巨樹・巨木との遭遇(7)

巨樹・巨木との遭遇(7)

イタジイ

 於茂登岳(526メートル)の登山道約4合目に根を下ろすイタジイ(ブナ科)です。胸高の幹回り4メートル70センチ、樹高約10メートルの老年期を迎えた巨木です。
 於茂登岳は、県内の最高峰として登山者の絶えない山です。また、新日本百名山にも選定され、日本列島最南端の山として県内外からの登山者も増えつつあります。ところが、2010年10月の記録的豪雨による土石流で登山道の一部が決壊したため、昨今は、関係者以外の入山禁止のお布令が出ているようです。
 さて、イタジイは、スダジイとも呼び、亜熱帯原生林が繁茂する山々の極相林です。極相林とは、簡単に言えば、最終的に山々の緑を形成する高木樹種のことです。オキナワウラジロガシ、タブノキ、モッコク等々もそれに当たります。

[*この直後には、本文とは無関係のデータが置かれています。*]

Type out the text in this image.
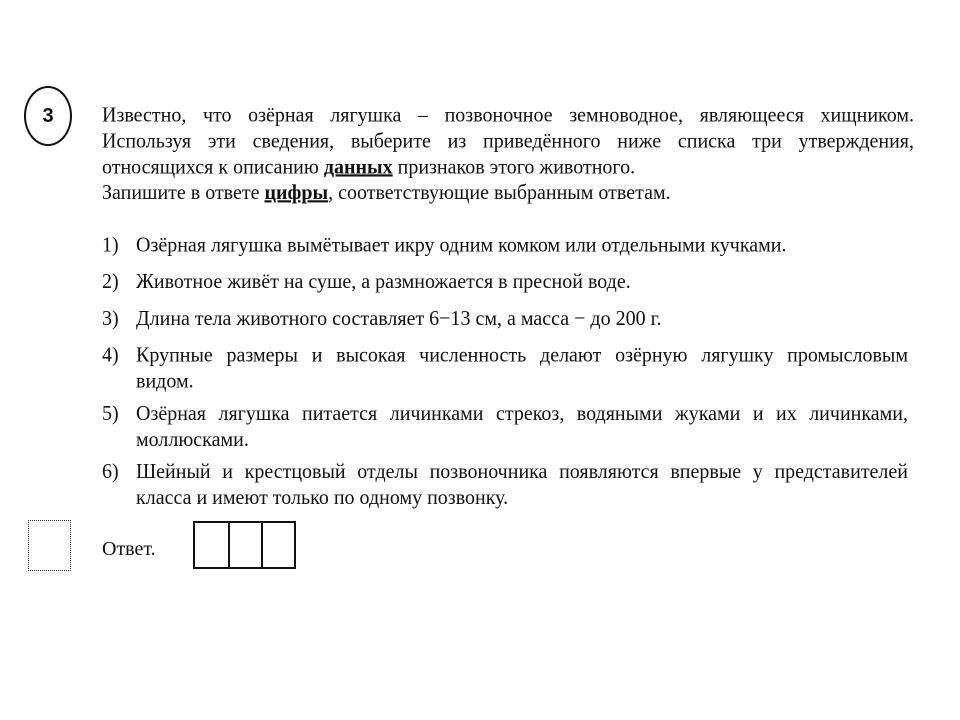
3 Известно, что озёрная лягушка – позвоночное земноводное, являющееся хищником.
Используя эти сведения, выберите из приведённого ниже списка три утверждения,
относящихся к описанию данных признаков этого животного.
Запишите в ответе цифры, соответствующие выбранным ответам.
1) Озёрная лягушка вымётывает икру одним комком или отдельными кучками.
2) Животное живёт на суше, а размножается в пресной воде.
3) Длина тела животного составляет 6−13 см, а масса − до 200 г.
4) Крупные размеры и высокая численность делают озёрную лягушку промысловым
видом.
5) Озёрная лягушка питается личинками стрекоз, водяными жуками и их личинками,
моллюсками.
6) Шейный и крестцовый отделы позвоночника появляются впервые у представителей
класса и имеют только по одному позвонку.
Ответ.
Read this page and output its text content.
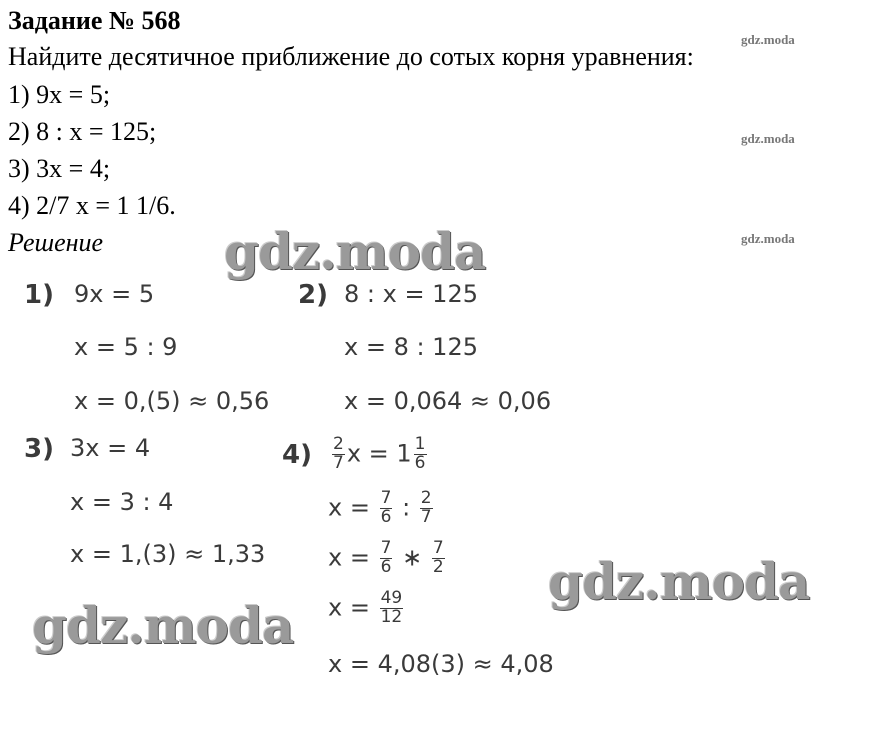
Задание № 568
Найдите десятичное приближение до сотых корня уравнения:
1) 9x = 5;
2) 8 : x = 125;
3) 3x = 4;
4) 2/7 x = 1 1/6.
Решение
gdz.moda
gdz.moda
gdz.moda
1) 9x = 5
x = 5 : 9
x = 0,(5) ≈ 0,56
2) 8 : x = 125
x = 8 : 125
x = 0,064 ≈ 0,06
3) 3x = 4
x = 3 : 4
x = 1,(3) ≈ 1,33
$4) \frac{2}{7}$ $x = 1 \frac{1}{6}$
$x = \frac{7}{6}$ : $\frac{2}{7}$
$x = \frac{7}{6}$ ∗ $\frac{7}{2}$
$x = \frac{49}{12}$
x = 4,08(3) ≈ 4,08
gdz.moda
gdz.moda
gdz.moda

発芽・成長において、先を越された2次林をその内に追い越し、最終的には、それらが山々の緑を代表する木々に成長するわけです。
 ところで、同イタジイの樹齢は定かでありません。もちろん、優に100年は超す巨木です。しかし、冒頭でも述べたように、老年期を迎えたイタジイです。太い幹の心材は既に朽ちて空洞化し、外皮を含めたわずかの厚みで巨体を支えています。
 これまで、多くの登山者を迎えた4合目の番人・巨木イタジイです。付近でヨナグニカラスバト(ハト科)を確認したのが3年前でした。